Part of owning that individuality involves bigging herself up. While, of course, there’s stark honesty and vulnerability on show, Doechii knows she can’t be kept down forever. The bravado on display brings some of its most arresting moments, particularly smash hit single ‘Nissan Altima’, on which she infamously declares herself “the hip-hop Madonna, the trap Grace Jones”.  Perhaps one of her most important qualities is that she contains multitudes, daring to be all the icons she wants to be at once. 

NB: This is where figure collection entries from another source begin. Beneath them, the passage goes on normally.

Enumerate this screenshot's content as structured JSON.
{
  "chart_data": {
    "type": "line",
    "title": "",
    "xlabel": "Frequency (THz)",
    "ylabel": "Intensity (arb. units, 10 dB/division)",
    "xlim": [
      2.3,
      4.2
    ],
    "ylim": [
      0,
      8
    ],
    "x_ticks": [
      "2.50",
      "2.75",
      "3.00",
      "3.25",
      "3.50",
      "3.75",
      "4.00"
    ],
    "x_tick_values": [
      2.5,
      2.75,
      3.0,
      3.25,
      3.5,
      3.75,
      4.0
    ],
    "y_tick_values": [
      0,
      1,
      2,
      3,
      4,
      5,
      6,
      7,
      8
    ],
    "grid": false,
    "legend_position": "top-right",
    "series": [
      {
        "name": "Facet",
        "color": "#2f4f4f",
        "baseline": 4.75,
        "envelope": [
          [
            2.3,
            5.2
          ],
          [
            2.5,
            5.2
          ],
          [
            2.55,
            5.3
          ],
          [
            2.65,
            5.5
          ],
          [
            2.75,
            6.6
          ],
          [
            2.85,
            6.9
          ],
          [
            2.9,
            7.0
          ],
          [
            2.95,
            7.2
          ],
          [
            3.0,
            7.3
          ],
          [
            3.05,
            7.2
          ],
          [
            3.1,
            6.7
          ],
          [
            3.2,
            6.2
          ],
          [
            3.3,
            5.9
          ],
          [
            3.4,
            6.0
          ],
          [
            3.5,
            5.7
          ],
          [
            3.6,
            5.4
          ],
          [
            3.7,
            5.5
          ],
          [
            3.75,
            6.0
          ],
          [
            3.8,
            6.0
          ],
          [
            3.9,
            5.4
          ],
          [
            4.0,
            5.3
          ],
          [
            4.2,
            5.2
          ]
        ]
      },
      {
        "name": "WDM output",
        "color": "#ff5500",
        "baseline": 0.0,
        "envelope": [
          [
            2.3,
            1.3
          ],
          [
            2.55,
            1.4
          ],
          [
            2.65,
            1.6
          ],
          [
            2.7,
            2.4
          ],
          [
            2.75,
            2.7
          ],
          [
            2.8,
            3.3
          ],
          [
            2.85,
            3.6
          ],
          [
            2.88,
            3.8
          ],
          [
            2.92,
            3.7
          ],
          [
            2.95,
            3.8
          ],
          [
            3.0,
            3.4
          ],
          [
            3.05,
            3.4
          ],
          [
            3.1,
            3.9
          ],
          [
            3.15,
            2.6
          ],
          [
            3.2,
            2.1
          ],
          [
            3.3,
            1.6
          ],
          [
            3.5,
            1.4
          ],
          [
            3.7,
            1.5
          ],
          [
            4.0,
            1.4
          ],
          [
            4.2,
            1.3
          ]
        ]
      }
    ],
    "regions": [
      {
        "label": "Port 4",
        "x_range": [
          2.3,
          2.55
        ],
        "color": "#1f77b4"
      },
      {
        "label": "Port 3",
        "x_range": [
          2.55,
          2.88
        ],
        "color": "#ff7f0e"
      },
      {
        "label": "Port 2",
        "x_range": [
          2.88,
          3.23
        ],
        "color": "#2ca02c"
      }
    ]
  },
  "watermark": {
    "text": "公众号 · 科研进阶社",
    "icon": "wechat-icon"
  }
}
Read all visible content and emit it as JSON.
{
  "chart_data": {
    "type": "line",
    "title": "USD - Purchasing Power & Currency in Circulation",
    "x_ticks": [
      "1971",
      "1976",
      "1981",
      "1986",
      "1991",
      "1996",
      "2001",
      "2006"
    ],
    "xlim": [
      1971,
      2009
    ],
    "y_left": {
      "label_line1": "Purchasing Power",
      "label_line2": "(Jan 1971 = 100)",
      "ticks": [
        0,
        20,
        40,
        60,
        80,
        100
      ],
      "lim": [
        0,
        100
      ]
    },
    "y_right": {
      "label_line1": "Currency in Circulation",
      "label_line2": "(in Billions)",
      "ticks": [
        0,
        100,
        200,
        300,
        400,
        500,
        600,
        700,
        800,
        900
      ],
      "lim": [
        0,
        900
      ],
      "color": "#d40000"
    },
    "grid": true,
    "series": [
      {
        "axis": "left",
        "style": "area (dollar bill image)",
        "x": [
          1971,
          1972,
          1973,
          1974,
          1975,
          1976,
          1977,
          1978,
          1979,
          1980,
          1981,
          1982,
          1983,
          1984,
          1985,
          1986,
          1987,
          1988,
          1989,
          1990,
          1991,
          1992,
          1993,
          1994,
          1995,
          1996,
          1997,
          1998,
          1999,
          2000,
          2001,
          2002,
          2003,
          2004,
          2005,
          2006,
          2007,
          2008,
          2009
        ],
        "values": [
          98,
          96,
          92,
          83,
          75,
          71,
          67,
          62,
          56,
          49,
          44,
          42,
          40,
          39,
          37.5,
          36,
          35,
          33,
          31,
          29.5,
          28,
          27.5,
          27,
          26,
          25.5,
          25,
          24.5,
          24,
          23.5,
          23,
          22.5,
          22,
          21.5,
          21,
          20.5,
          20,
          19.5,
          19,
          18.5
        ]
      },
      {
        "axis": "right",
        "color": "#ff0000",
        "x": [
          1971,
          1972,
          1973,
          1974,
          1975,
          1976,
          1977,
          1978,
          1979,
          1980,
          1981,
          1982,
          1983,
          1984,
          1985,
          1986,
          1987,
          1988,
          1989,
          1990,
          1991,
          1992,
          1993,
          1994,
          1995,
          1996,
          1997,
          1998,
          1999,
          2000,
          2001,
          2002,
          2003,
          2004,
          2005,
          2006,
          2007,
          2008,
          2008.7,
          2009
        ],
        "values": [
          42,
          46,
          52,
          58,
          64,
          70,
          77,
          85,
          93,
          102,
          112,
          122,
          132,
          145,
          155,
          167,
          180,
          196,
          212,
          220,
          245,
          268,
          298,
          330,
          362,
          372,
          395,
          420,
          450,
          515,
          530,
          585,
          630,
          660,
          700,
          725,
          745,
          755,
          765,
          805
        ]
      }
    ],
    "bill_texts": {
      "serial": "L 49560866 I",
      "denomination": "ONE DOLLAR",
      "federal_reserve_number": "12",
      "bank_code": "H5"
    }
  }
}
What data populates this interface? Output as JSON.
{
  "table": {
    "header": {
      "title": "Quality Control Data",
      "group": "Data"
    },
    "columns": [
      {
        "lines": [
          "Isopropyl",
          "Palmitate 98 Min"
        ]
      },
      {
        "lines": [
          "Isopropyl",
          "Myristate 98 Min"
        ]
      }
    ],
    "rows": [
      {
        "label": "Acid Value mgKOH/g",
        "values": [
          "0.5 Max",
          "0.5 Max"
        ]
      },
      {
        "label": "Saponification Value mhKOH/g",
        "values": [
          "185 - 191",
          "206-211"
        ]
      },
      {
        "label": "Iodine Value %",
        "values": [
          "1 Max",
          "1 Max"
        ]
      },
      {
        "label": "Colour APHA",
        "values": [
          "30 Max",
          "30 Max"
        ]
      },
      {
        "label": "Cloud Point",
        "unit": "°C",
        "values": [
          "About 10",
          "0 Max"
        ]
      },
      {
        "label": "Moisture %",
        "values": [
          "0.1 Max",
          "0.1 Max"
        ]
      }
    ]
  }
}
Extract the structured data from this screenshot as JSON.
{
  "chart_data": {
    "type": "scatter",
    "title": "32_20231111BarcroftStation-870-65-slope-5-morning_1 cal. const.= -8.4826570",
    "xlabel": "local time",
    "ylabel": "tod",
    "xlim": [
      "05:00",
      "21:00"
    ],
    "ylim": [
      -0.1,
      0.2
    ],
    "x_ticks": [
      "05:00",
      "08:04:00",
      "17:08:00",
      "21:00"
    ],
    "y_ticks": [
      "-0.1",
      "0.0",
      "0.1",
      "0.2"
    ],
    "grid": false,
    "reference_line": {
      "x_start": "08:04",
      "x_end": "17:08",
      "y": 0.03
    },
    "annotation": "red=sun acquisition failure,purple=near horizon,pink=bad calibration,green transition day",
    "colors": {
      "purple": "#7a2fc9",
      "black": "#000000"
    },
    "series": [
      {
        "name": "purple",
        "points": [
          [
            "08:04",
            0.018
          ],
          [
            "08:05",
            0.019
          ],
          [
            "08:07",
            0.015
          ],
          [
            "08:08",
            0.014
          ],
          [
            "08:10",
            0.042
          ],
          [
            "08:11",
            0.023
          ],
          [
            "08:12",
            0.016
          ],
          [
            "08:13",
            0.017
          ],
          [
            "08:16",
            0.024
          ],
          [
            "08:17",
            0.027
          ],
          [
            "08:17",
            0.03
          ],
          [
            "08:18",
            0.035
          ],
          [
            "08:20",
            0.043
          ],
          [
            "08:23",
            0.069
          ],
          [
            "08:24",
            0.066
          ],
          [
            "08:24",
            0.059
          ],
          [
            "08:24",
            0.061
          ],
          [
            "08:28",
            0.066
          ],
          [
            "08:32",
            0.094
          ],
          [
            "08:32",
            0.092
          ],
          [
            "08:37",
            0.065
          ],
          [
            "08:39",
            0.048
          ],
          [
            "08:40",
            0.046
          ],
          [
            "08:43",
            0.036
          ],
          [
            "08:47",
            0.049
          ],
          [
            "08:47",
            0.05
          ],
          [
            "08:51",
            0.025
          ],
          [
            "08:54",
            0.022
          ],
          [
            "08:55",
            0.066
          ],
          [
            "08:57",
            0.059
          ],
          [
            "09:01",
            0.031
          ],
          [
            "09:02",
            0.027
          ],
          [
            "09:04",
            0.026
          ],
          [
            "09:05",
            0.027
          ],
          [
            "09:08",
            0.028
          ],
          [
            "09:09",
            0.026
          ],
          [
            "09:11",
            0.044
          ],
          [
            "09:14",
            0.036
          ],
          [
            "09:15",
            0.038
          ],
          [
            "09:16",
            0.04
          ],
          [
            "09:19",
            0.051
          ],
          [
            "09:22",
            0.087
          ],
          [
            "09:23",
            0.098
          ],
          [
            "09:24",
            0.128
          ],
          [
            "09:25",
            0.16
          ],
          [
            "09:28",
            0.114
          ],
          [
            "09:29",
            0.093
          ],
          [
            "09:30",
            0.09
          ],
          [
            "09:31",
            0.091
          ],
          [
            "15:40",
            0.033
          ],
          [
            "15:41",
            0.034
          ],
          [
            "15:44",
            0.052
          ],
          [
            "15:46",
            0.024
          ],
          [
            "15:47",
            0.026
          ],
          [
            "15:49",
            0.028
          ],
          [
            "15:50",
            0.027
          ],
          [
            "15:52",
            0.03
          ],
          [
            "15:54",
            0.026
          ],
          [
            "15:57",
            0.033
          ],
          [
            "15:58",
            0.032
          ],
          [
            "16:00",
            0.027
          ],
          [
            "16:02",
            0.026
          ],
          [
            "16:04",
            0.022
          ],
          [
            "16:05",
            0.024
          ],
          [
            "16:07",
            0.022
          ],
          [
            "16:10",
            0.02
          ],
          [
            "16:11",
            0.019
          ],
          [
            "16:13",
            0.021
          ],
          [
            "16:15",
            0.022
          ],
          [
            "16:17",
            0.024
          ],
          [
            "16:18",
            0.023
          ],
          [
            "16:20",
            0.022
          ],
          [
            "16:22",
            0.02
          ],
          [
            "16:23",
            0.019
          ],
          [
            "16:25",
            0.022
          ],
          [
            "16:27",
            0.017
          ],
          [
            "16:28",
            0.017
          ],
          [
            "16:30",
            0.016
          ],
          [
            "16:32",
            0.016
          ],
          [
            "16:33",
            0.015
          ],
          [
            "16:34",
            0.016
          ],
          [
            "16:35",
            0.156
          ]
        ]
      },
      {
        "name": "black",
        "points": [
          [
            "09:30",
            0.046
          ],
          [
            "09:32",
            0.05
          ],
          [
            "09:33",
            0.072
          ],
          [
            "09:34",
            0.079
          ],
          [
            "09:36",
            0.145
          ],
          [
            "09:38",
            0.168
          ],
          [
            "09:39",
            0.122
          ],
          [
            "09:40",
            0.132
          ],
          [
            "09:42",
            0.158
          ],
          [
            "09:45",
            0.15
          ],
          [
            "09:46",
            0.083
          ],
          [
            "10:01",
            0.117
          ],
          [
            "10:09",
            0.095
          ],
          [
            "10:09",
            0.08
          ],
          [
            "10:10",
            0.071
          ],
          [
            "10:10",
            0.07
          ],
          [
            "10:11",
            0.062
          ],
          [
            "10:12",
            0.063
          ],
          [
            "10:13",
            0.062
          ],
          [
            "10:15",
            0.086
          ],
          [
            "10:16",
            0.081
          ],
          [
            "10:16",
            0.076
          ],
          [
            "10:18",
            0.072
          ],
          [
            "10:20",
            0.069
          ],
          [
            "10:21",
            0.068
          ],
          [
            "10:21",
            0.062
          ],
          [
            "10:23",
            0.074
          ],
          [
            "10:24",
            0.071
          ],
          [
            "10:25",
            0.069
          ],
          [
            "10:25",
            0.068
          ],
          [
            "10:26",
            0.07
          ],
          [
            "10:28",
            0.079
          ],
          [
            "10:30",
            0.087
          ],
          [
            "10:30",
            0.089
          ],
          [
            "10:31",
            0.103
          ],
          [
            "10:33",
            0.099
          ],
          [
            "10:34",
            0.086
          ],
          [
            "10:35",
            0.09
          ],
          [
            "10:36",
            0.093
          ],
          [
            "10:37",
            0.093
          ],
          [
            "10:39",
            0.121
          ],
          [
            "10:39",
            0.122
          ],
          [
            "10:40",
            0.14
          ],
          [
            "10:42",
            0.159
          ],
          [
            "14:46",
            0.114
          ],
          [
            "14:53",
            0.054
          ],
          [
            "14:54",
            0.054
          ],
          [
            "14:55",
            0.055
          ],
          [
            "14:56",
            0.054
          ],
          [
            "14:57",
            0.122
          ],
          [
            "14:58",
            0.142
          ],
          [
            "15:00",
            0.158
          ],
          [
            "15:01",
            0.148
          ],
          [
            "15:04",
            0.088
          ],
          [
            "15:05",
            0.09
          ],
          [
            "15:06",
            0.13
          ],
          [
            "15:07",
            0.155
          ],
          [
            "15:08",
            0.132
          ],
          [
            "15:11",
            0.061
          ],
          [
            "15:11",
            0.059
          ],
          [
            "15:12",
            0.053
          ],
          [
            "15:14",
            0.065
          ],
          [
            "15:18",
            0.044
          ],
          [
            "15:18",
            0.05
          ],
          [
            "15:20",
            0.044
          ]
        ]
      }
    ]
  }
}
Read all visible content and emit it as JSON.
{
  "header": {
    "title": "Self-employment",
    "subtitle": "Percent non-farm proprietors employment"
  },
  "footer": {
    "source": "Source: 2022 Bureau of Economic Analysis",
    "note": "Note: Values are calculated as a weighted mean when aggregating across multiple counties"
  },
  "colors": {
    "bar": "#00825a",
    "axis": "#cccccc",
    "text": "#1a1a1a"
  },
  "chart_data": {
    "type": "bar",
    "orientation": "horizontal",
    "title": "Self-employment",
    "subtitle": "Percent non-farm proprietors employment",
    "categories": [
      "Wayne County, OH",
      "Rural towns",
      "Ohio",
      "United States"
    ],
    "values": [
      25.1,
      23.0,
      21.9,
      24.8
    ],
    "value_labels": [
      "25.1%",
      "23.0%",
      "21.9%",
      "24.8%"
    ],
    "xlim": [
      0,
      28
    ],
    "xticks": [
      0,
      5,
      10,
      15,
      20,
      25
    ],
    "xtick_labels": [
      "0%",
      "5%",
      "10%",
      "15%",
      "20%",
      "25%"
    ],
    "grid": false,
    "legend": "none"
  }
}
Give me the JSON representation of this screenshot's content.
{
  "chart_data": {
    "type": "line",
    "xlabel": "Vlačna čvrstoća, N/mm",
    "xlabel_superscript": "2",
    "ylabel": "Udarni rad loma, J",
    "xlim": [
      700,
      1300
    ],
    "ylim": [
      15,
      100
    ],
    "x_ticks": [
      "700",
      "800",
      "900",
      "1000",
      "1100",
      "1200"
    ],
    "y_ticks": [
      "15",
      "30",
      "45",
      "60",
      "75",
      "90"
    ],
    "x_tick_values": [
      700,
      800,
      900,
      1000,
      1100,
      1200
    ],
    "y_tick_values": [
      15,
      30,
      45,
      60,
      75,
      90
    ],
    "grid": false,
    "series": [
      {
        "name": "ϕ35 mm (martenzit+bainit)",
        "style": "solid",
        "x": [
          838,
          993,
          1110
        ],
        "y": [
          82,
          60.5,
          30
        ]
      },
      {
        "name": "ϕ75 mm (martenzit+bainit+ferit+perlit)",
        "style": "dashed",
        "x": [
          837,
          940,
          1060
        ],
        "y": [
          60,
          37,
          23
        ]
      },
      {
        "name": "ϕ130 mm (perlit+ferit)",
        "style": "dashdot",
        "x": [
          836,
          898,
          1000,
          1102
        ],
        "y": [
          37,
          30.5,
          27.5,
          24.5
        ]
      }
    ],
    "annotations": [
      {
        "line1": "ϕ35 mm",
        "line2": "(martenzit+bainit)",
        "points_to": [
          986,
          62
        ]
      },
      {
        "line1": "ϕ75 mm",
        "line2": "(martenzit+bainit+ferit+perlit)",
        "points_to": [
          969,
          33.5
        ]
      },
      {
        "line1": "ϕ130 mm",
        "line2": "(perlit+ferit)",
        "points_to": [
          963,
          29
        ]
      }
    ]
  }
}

This isn’t mere posturing either – it’s also a homage to some of her most powerful influences. “I do believe that I’m that girl!” she says. “Also, I get a lot of people saying that I remind them of Grace Jones. I also super look up to Grace Jones. I have read her books, I have seen her documentaries, I listen to her music. I take inspiration from her style. Growing up seeing a woman embrace both in her style, her masculinity and her femininity was so huge for me and inspired me so much. And her being dark skinned and just herself and so powerful. And I mean, me and Madonna are both Leos, and so I just feel like, in terms of hip-hop, I am like, Madonna, and I hope to be, I love her to death. I just am basically being cocky and saying I’m that girl and I’m iconic, I feel like everybody, everybody should feel like they’re the shit. Everybody should feel like they are icons. Everybody should feel proud of themselves and powerful.”


Growing up seeing a woman embrace both her masculinity and her femininity in her style was so huge for me and inspired me so much

Doechii on Grace Jones

That sense of confidence, however, hasn’t exactly been omnipresent. “I’ve always had belief in myself and have always known who I am, but I didn’t have the confidence to carry out who I was publicly,” Doechii says. “It’s taken me years to develop myself into the woman that I am, and to get to sit in an interview and say that I’m the best and I’m that girl, it took a lot of falling down. It took a lot of getting beat up. It took a lot of crying and being depressed, and until I couldn’t be depressed no more, and I’m tired of feeling sorry for myself.”

Doechii is out here resisting being pigeonholed at all costs. It’s perhaps not so surprising, then, that when we bring up the word ‘resistance’, she immediately latches onto it. “It’s interesting that you brought that word up,” she considers. “I feel like resistance has been a common theme in my career and in my personal life. I feel heavily inspired by that right now.” Furthermore, while ‘Alligator Bites Never Heal’ is consciously rather scattered in its approach, it comes from a place of self-assurance. 

“I am embracing my ability to be a chameleon,” she says. “I gravitate towards any sound as long as I show up as myself.”